La violenza maschile contro le donne, dice la normativa, avviene spesso sotto gli occhi dei figli. Dunque gli stati membri devono elaborare leggi sull’affidamento post separazione «elaborate in modo da non attribuire i diritti di affidamento ai colpevoli di violenze nei confronti del proprio partner» (art.N). In realtà è già così un po’ ovunque, Italia compresa, ma il legislatore europeo ha altro in mente: l’affido dev’essere negato non a chi è riconosciuto responsabile dopo un giusto processo, ma già a chi viene accusato. Non a caso la parola “colpevole”, usata solo una volta inizialmente, diventa “autore” nelle ripetizioni successive. Vi sovviene qualcosa? Già, gli “emendamenti Valente“: è esattamente ciò che si sta realizzando in Italia per mano del femminismo politico, probabilmente già da tempo informato che questa legge europea sarebbe stata approvata e che avrebbe incluso tutto ciò che è stato preparato in anni di test e tentativi. Per esempio l’indottrinamento nell’istruzione, laddove la norma europea impone «corsi di autodifesa femminista» nelle scuole (art.20), ma anche un indottrinamento capillare degli istituti di statistica e soprattutto degli operatori di giustizia. Perché occorre che le denunce aumentino, ma soprattutto perché, detto a chiare lettere, «i tassi di condanna dei responsabili di violenze contro le donne […] sono a livelli inaccettabilmente bassi» (art.Z). Già, lo sappiamo bene noi che registriamo le statistiche di merito, notando quanto numerose siano le archiviazioni e le assoluzioni con formula piena, frutto probabile di false accuse. Ebbene, per l’Unione Europea occorre formare gli operatori di giustizia a credere sempre alla parola delle donne, in modo da aumentare le condanne.
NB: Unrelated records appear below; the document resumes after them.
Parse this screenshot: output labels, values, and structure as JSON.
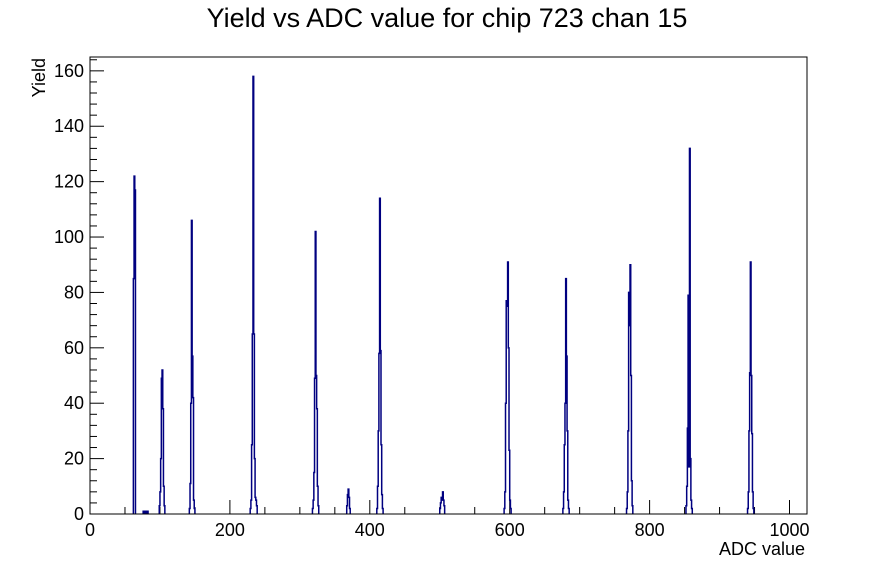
{
  "chart_data": {
    "type": "bar",
    "title": "Yield vs ADC value for chip 723 chan 15",
    "xlabel": "ADC value",
    "ylabel": "Yield",
    "xlim": [
      0,
      1025
    ],
    "ylim": [
      0,
      165
    ],
    "xticks": [
      0,
      200,
      400,
      600,
      800,
      1000
    ],
    "yticks": [
      0,
      20,
      40,
      60,
      80,
      100,
      120,
      140,
      160
    ],
    "grid": false,
    "legend": "none",
    "series_color": "#000080",
    "bin_width": 1,
    "bins": [
      {
        "x": 62,
        "y": 85
      },
      {
        "x": 63,
        "y": 122
      },
      {
        "x": 64,
        "y": 117
      },
      {
        "x": 76,
        "y": 1
      },
      {
        "x": 78,
        "y": 1
      },
      {
        "x": 80,
        "y": 1
      },
      {
        "x": 82,
        "y": 1
      },
      {
        "x": 99,
        "y": 3
      },
      {
        "x": 100,
        "y": 8
      },
      {
        "x": 101,
        "y": 20
      },
      {
        "x": 102,
        "y": 49
      },
      {
        "x": 103,
        "y": 52
      },
      {
        "x": 104,
        "y": 38
      },
      {
        "x": 105,
        "y": 10
      },
      {
        "x": 106,
        "y": 3
      },
      {
        "x": 142,
        "y": 2
      },
      {
        "x": 143,
        "y": 11
      },
      {
        "x": 144,
        "y": 40
      },
      {
        "x": 145,
        "y": 106
      },
      {
        "x": 146,
        "y": 57
      },
      {
        "x": 147,
        "y": 42
      },
      {
        "x": 148,
        "y": 5
      },
      {
        "x": 149,
        "y": 2
      },
      {
        "x": 229,
        "y": 2
      },
      {
        "x": 230,
        "y": 5
      },
      {
        "x": 231,
        "y": 25
      },
      {
        "x": 232,
        "y": 65
      },
      {
        "x": 233,
        "y": 158
      },
      {
        "x": 234,
        "y": 65
      },
      {
        "x": 235,
        "y": 20
      },
      {
        "x": 236,
        "y": 6
      },
      {
        "x": 237,
        "y": 5
      },
      {
        "x": 238,
        "y": 3
      },
      {
        "x": 318,
        "y": 2
      },
      {
        "x": 319,
        "y": 5
      },
      {
        "x": 320,
        "y": 15
      },
      {
        "x": 321,
        "y": 49
      },
      {
        "x": 322,
        "y": 102
      },
      {
        "x": 323,
        "y": 50
      },
      {
        "x": 324,
        "y": 38
      },
      {
        "x": 325,
        "y": 10
      },
      {
        "x": 326,
        "y": 3
      },
      {
        "x": 367,
        "y": 3
      },
      {
        "x": 368,
        "y": 7
      },
      {
        "x": 369,
        "y": 9
      },
      {
        "x": 370,
        "y": 6
      },
      {
        "x": 371,
        "y": 2
      },
      {
        "x": 410,
        "y": 2
      },
      {
        "x": 411,
        "y": 10
      },
      {
        "x": 412,
        "y": 30
      },
      {
        "x": 413,
        "y": 58
      },
      {
        "x": 414,
        "y": 114
      },
      {
        "x": 415,
        "y": 59
      },
      {
        "x": 416,
        "y": 25
      },
      {
        "x": 417,
        "y": 7
      },
      {
        "x": 418,
        "y": 2
      },
      {
        "x": 500,
        "y": 2
      },
      {
        "x": 501,
        "y": 4
      },
      {
        "x": 502,
        "y": 6
      },
      {
        "x": 503,
        "y": 5
      },
      {
        "x": 504,
        "y": 8
      },
      {
        "x": 505,
        "y": 5
      },
      {
        "x": 506,
        "y": 3
      },
      {
        "x": 592,
        "y": 2
      },
      {
        "x": 593,
        "y": 8
      },
      {
        "x": 594,
        "y": 40
      },
      {
        "x": 595,
        "y": 77
      },
      {
        "x": 596,
        "y": 75
      },
      {
        "x": 597,
        "y": 91
      },
      {
        "x": 598,
        "y": 60
      },
      {
        "x": 599,
        "y": 23
      },
      {
        "x": 600,
        "y": 5
      },
      {
        "x": 601,
        "y": 2
      },
      {
        "x": 676,
        "y": 2
      },
      {
        "x": 677,
        "y": 8
      },
      {
        "x": 678,
        "y": 25
      },
      {
        "x": 679,
        "y": 40
      },
      {
        "x": 680,
        "y": 85
      },
      {
        "x": 681,
        "y": 57
      },
      {
        "x": 682,
        "y": 30
      },
      {
        "x": 683,
        "y": 5
      },
      {
        "x": 684,
        "y": 2
      },
      {
        "x": 767,
        "y": 2
      },
      {
        "x": 768,
        "y": 8
      },
      {
        "x": 769,
        "y": 30
      },
      {
        "x": 770,
        "y": 80
      },
      {
        "x": 771,
        "y": 68
      },
      {
        "x": 772,
        "y": 90
      },
      {
        "x": 773,
        "y": 50
      },
      {
        "x": 774,
        "y": 12
      },
      {
        "x": 775,
        "y": 3
      },
      {
        "x": 852,
        "y": 3
      },
      {
        "x": 853,
        "y": 10
      },
      {
        "x": 854,
        "y": 31
      },
      {
        "x": 855,
        "y": 79
      },
      {
        "x": 856,
        "y": 17
      },
      {
        "x": 857,
        "y": 132
      },
      {
        "x": 858,
        "y": 20
      },
      {
        "x": 859,
        "y": 5
      },
      {
        "x": 860,
        "y": 2
      },
      {
        "x": 940,
        "y": 2
      },
      {
        "x": 941,
        "y": 8
      },
      {
        "x": 942,
        "y": 30
      },
      {
        "x": 943,
        "y": 51
      },
      {
        "x": 944,
        "y": 91
      },
      {
        "x": 945,
        "y": 50
      },
      {
        "x": 946,
        "y": 29
      },
      {
        "x": 947,
        "y": 8
      },
      {
        "x": 948,
        "y": 2
      }
    ]
  }
}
E per essere certi che questo accada, la legge chiede che vengano istituiti «tribunali specializzati» (art.55) nel condannare la violenza maschile contro le donne. Come già accade in Spagna da quasi vent’anni. Ma soprattutto come accadeva nell’Italia fascista e nella Russia sovietica durante il terrore staliniano, gli ultimi due scenari dell’era moderna dove si era sentito parlare di “tribunali speciali”, prima di questa legge europea. In coerenza con quei regimi, la legge europea stabilisce anche l’obbligo di «programmi di trattamento per i colpevoli di violenza di genere» (art.56). Largo alla fantasia di ogni Stato nel decidere in cosa consisteranno quei “programmi di trattamento”.
Il vero conto alla rovescia è cominciato.
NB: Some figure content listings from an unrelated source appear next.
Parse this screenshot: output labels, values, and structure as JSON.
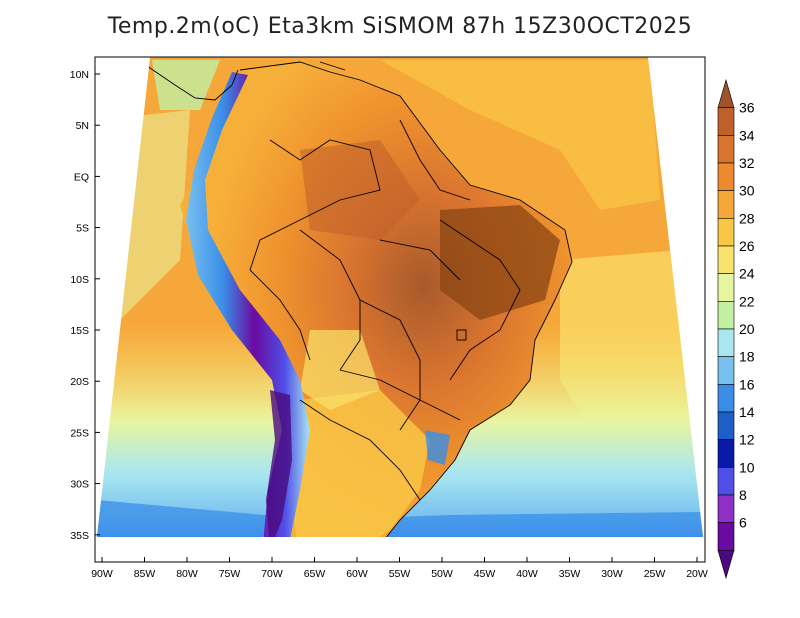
{
  "title": "Temp.2m(oC) Eta3km SiSMOM 87h 15Z30OCT2025",
  "lat_labels": [
    "10N",
    "5N",
    "EQ",
    "5S",
    "10S",
    "15S",
    "20S",
    "25S",
    "30S",
    "35S"
  ],
  "lon_labels": [
    "90W",
    "85W",
    "80W",
    "75W",
    "70W",
    "65W",
    "60W",
    "55W",
    "50W",
    "45W",
    "40W",
    "35W",
    "30W",
    "25W",
    "20W"
  ],
  "colorbar": {
    "labels": [
      "36",
      "34",
      "32",
      "30",
      "28",
      "26",
      "24",
      "22",
      "20",
      "18",
      "16",
      "14",
      "12",
      "10",
      "8",
      "6"
    ],
    "colors": [
      "#a0522d",
      "#c0602a",
      "#d9742f",
      "#ee8a2d",
      "#f6a73a",
      "#f9c645",
      "#fae36b",
      "#e8f5a0",
      "#c2f0a2",
      "#a8e6f0",
      "#78c0f0",
      "#3a8ee8",
      "#1e5ec8",
      "#0a1aa8",
      "#5050e8",
      "#9030c8",
      "#6a0aa0",
      "#4a0a80"
    ]
  }
}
C’è anche altro nella legge europea: c’è l’adesione cieca alla folle teoria del patriarcato (art.7); c’è che è sempre stupro in assenza di consenso esplicito e continuo da parte della donna (art.40); c’è l’incitamento a chiudere organi d’opinione che contestino la specificità della violenza maschile contro le donne e il teorema del patriarcato e a perseguirne legalmente i responsabili (artt.14⇒16, art.63 et al.); c’è l’obbligo a sostenere e finanziare i centri antiviolenza (art.17); ci sono le politiche snowflake (art.23) e la genderbread person (art. 27 et al.); ci sono le forzature statistiche (art.26 e un po’ ovunque nell’articolato); c’è il gender paygap (art.8); insomma c’è tutto. La norma europea è un compendio di tutti i piccoli o grandi tentativi di imporre un regime dittatoriale di stampo antimaschile compiuti negli ultimi dieci anni circa, denunciati da noi e da tante altre pagine insieme e prima di noi. È la realizzazione di un percorso che viene da lontano, dalle conferenze ONU del Cairo e di Pechino e delle altre che ne sono seguite, tutte non a caso citate in premessa alla legge, con la menzione ossessiva della Convenzione di Istanbul e, in un testo di legge precedente, addirittura la condanna con richiesta di sanzione verso «i governi eletti» degli stati dell’Unione che non l’hanno ancora ratificata (Bulgaria, Cechia, Ungheria, Lettonia, Lituania, Slovacchia) o peggio ancora che ne sono usciti (Polonia e Turchia). La legge europea di cui parliamo è anche l’esito di un percorso segnato da statistiche manipolate o dalla lettura distorta di statistiche che smentirebbero alla radice la necessità di una norma del genere, come quelle elaborate nel 2014 e poi nel 2021 dalla Fundamental Rights Agency dell’Unione Europea. Insomma, tutto quello di cui parliamo e che denunciamo da anni, signore e signori, è qui, ora, in questa norma del Parlamento Europeo che, essendo stata approvata a maggioranza qualificata, diventa vincolante per la Commissione Europea, che ora dovrà elaborare una direttiva (come si dice all’art.62) che dia esecuzione al tutto. Le direttive europee, sappiatelo, sono di grado superiore anche alle costituzioni nazionali e immediatamente applicabili in ogni Stato membro.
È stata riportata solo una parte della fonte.